Je salue fraternellement mon Camarade Bernard THIBAULT, tout en rappelant qu'à la CGT il n'y a pas de "chef" et que les décisions sont collectives et démocratiques...
"Ceux qui vivent sont ceux qui luttent".
ces derniers jours .Je suis trés fière d'avoir un secrétaire Général ayant du carisme devant le gourvernement et pour moi il obtiendra sastifaction pour les négociations actuelles et futurs.Bernard je te salue fraternellement.

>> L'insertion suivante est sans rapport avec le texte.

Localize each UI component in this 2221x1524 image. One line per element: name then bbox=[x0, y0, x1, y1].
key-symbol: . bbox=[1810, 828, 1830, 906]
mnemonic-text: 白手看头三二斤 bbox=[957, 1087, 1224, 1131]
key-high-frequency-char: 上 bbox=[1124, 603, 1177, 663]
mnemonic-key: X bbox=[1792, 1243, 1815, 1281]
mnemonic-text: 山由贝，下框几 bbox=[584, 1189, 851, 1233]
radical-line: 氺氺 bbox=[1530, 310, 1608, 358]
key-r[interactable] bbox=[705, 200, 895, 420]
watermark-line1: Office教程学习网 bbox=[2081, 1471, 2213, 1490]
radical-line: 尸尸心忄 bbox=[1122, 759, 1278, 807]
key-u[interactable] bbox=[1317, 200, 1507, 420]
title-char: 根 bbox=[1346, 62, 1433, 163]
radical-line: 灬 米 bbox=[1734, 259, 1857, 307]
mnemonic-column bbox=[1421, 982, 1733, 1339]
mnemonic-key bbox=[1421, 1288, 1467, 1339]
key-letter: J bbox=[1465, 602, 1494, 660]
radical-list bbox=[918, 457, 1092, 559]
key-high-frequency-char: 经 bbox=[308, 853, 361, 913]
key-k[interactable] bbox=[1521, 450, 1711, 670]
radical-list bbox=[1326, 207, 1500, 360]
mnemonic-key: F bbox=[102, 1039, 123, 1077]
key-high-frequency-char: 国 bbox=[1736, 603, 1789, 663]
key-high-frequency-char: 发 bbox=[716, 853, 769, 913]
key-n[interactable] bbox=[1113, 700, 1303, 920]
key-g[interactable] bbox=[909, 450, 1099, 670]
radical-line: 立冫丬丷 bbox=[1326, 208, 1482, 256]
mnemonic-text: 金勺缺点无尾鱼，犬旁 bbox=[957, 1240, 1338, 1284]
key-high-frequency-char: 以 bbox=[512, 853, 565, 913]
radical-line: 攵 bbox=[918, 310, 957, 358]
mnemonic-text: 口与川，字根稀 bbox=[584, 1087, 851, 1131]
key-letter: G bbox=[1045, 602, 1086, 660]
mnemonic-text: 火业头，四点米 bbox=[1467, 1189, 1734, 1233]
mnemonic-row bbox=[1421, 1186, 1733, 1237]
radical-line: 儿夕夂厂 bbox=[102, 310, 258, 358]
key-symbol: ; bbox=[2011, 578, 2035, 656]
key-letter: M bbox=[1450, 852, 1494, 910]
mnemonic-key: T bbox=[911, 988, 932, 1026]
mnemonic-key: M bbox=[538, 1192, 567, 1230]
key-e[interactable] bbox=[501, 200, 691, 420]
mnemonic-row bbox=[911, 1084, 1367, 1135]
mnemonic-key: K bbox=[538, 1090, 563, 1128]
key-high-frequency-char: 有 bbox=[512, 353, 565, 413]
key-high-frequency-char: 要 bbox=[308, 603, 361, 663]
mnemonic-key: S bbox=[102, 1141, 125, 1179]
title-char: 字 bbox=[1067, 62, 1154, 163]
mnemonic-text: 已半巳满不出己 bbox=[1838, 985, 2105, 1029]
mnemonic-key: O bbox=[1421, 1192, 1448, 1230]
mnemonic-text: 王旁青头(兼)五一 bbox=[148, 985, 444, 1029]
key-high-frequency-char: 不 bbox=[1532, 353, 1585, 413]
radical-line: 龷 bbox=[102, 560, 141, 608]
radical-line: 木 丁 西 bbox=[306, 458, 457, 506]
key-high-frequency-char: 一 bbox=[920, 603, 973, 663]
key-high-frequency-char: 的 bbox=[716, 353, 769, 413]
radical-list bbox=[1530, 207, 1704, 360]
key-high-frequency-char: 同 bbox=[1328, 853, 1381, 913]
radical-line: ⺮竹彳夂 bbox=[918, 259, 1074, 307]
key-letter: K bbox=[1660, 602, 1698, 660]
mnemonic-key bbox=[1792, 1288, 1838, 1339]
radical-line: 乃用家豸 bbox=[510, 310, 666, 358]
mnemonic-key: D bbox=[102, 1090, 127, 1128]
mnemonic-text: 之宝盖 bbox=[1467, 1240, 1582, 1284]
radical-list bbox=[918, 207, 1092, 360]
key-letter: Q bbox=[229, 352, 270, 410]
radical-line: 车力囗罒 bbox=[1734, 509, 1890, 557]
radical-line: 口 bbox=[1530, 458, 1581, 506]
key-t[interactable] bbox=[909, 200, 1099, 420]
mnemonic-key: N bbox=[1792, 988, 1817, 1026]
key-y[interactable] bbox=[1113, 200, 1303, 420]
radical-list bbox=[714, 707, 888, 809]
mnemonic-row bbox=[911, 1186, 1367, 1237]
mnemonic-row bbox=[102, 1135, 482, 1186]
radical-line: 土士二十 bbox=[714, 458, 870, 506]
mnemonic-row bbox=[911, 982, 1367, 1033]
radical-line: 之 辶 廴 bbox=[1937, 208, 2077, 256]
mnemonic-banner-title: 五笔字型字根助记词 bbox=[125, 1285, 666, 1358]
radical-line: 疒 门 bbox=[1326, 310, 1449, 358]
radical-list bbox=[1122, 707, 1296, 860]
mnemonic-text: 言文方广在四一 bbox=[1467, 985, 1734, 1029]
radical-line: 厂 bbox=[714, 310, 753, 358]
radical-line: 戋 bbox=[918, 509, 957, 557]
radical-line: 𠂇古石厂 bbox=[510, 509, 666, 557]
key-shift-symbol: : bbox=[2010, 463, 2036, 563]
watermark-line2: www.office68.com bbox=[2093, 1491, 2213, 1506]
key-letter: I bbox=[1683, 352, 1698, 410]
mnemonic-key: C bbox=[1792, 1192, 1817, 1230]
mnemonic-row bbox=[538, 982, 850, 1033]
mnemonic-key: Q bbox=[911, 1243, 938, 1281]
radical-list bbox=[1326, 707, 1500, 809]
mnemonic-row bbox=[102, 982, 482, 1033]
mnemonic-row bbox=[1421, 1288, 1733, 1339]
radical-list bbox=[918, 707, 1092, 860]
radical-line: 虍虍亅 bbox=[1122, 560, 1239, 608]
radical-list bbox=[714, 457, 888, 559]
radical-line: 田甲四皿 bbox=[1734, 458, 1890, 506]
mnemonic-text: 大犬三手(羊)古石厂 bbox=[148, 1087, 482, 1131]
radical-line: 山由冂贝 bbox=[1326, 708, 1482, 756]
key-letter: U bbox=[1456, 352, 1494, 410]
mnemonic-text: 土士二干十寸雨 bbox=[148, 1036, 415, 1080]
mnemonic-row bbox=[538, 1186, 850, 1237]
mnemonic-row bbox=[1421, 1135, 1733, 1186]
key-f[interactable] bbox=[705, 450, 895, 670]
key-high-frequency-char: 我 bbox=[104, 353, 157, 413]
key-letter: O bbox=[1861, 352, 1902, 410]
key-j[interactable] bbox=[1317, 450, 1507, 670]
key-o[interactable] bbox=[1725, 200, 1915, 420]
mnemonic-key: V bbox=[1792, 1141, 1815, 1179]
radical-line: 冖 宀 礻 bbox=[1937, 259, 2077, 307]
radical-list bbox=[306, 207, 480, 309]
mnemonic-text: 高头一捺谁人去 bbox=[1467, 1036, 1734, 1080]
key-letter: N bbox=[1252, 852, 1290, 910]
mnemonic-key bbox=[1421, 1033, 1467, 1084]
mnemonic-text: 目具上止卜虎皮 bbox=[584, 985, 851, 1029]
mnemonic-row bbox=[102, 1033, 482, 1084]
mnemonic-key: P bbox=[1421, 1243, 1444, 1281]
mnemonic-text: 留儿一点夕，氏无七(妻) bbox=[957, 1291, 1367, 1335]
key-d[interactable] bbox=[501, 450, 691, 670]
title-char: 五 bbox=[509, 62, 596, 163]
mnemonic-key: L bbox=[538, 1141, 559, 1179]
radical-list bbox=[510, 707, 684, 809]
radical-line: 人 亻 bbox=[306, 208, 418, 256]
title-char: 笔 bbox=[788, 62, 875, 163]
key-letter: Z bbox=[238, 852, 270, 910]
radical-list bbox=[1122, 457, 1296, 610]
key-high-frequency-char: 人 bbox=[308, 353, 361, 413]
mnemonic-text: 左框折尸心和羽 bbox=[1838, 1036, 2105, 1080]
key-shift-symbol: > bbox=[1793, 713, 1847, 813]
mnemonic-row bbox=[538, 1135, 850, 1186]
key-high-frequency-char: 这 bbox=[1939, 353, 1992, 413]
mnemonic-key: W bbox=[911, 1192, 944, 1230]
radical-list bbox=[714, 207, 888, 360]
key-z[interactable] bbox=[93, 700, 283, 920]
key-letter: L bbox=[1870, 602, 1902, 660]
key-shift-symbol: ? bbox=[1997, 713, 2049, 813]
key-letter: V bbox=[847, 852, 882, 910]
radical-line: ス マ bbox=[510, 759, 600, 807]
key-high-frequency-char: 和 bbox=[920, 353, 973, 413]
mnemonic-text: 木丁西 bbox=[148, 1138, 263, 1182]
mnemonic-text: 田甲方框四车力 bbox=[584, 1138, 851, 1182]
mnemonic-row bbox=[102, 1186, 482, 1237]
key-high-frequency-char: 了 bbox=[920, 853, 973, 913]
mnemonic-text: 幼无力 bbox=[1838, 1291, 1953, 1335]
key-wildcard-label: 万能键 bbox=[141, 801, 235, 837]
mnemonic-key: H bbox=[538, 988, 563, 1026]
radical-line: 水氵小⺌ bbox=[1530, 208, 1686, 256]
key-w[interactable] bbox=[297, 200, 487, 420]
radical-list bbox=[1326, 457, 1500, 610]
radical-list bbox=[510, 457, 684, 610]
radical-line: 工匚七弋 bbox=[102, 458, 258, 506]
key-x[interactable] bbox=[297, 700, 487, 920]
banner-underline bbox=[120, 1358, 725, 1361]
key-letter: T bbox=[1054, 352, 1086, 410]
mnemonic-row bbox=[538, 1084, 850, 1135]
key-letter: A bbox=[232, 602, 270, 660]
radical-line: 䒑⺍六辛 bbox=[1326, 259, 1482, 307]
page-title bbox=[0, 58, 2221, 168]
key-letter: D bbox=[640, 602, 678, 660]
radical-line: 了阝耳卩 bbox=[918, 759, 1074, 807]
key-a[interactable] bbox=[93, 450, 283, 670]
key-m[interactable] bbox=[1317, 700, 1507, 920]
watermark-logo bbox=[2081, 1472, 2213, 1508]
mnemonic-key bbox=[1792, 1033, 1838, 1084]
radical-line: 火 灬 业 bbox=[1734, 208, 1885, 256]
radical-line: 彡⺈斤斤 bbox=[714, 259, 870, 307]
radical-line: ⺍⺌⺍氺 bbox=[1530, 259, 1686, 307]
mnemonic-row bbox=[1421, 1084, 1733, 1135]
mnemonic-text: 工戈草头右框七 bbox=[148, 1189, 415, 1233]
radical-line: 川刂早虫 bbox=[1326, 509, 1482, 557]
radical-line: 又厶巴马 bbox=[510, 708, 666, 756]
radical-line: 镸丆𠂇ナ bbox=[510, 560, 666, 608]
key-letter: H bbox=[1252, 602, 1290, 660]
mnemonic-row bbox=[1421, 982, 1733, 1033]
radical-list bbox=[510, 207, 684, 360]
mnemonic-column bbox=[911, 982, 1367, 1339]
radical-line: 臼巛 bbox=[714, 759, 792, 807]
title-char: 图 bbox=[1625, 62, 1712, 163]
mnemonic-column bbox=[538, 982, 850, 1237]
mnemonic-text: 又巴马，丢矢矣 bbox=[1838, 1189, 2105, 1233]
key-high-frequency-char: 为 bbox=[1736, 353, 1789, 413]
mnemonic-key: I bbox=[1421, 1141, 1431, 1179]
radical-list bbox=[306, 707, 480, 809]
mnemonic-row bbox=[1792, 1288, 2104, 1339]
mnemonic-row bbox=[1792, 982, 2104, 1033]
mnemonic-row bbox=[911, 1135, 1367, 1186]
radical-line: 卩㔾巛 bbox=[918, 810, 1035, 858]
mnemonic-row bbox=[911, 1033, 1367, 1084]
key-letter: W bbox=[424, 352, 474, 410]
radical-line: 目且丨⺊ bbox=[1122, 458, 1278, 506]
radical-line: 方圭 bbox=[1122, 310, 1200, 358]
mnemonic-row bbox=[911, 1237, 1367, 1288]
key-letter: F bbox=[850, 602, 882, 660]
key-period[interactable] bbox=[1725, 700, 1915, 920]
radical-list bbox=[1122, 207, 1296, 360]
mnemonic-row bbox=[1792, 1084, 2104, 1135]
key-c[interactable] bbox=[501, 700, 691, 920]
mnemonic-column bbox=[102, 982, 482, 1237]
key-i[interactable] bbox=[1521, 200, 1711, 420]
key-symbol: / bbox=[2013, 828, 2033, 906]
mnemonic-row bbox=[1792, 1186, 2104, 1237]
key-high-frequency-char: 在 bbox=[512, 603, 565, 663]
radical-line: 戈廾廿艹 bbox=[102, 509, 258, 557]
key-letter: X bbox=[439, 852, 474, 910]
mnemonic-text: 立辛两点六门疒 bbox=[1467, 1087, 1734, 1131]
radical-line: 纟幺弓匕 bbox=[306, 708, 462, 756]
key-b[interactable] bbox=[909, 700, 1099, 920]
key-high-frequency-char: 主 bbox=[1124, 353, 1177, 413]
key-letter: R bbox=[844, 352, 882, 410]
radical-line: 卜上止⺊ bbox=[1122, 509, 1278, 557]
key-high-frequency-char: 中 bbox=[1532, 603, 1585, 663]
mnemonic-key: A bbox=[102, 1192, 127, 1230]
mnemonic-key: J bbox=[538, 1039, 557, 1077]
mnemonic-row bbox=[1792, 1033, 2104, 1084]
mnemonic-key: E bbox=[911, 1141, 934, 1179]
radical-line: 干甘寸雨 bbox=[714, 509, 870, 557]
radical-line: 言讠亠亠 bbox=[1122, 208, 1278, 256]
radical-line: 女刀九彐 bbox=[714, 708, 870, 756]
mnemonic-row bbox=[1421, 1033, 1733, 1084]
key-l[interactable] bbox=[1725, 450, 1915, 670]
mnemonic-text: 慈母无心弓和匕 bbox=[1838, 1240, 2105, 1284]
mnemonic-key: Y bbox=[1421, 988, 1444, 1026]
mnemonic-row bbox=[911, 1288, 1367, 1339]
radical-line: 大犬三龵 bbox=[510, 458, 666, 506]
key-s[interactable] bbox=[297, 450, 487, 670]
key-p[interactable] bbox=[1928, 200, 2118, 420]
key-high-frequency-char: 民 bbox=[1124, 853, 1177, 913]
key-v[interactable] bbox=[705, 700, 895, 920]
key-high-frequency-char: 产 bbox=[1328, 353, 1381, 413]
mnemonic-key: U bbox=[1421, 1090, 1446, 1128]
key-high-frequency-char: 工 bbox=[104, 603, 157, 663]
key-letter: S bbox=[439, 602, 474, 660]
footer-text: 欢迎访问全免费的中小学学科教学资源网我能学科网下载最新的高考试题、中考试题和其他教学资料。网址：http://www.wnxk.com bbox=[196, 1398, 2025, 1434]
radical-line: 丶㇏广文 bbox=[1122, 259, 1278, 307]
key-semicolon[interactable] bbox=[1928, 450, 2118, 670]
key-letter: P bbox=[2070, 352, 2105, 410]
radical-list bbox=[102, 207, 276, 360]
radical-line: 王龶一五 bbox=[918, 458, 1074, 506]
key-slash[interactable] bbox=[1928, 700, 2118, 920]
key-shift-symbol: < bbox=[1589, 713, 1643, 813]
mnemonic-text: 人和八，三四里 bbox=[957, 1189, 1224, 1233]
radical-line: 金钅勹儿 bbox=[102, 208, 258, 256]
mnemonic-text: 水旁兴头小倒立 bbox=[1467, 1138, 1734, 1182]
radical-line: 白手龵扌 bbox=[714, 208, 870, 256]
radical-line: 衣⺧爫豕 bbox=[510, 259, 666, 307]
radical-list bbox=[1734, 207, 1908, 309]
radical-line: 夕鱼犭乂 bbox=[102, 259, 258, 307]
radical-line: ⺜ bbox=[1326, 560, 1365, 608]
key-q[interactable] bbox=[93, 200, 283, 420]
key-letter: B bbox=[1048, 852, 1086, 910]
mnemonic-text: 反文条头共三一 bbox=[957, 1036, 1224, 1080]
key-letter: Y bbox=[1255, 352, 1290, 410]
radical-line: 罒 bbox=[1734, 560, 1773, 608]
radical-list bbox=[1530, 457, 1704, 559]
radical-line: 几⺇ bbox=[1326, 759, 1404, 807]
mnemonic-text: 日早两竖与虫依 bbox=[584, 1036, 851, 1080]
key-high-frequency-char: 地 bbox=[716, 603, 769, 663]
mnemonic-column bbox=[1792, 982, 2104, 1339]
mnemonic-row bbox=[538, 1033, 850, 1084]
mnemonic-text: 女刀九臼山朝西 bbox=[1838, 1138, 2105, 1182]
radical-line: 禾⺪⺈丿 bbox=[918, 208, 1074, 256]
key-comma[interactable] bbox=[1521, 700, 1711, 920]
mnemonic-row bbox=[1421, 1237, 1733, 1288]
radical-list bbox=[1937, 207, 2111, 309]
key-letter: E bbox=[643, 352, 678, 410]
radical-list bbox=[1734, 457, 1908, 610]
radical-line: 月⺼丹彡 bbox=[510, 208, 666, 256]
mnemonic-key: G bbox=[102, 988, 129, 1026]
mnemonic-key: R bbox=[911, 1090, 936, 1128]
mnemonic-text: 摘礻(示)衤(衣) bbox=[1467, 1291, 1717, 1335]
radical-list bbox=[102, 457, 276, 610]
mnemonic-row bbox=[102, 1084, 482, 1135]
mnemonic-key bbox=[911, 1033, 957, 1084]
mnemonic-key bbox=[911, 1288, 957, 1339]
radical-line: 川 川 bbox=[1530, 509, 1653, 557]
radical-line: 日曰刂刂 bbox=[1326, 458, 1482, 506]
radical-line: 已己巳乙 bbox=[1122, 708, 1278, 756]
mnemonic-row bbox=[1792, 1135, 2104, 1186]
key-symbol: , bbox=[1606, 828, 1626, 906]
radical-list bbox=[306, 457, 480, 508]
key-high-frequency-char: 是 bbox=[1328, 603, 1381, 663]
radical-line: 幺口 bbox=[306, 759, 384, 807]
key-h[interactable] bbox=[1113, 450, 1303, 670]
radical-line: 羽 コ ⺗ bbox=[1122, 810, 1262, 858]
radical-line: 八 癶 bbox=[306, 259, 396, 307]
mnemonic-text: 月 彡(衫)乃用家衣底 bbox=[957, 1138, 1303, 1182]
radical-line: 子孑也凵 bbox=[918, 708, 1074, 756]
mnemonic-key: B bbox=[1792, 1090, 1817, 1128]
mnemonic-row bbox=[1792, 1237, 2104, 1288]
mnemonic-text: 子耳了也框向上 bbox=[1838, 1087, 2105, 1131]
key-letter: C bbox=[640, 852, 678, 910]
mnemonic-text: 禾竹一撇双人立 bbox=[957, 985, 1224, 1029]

Pour chaque député non réélu les Français devront payer :
- les 6 premiers mois 100% de l'indemnité 32 401,92 € soit 5400€ /mois
- les 6 mois suivants 70% de l'indemnité 22 681,34 € soit 3780€ /mois
- les 6 mois suivants 60% de l'indemnité 19 441,15 € soit 3240€ /mois
- les 6 mois suivants 50% de l'indemnité 16 200,96 € soit 2700€ /mois
- les 6 mois suivants 45% de l'indemnité 14 580,86 € soit 2430€ /mois
- les 6 mois suivants 40% de l'indemnité 12 960,76 € soit 2160€ /mois
- les 6 mois suivants 35% de l'indemnité 11 340,67 € soit 1890€ /mois
- les 6 mois suivants 30% de l'indemnité 9 720,57 € soit 1620€ /mois
- les 6 mois suivants 25% de l'indemnité 9 100,45 € soit 1516€ /mois
- les 6 mois suivants 20% de l'indemnité 6 480,38 €, soit 1080€ /mois et à l'issue des 5 ans , ils percevront "à vie" ce traitement.
Donc des pompes à 500 euros ont s'en fout .
Des preuves SVP
Pauvres MÉDIAS, A la recherche de l'argent et aux bottes du Pouvoir !
Et vous connaissez des gens irréprochables? Vous êtes irréprochables?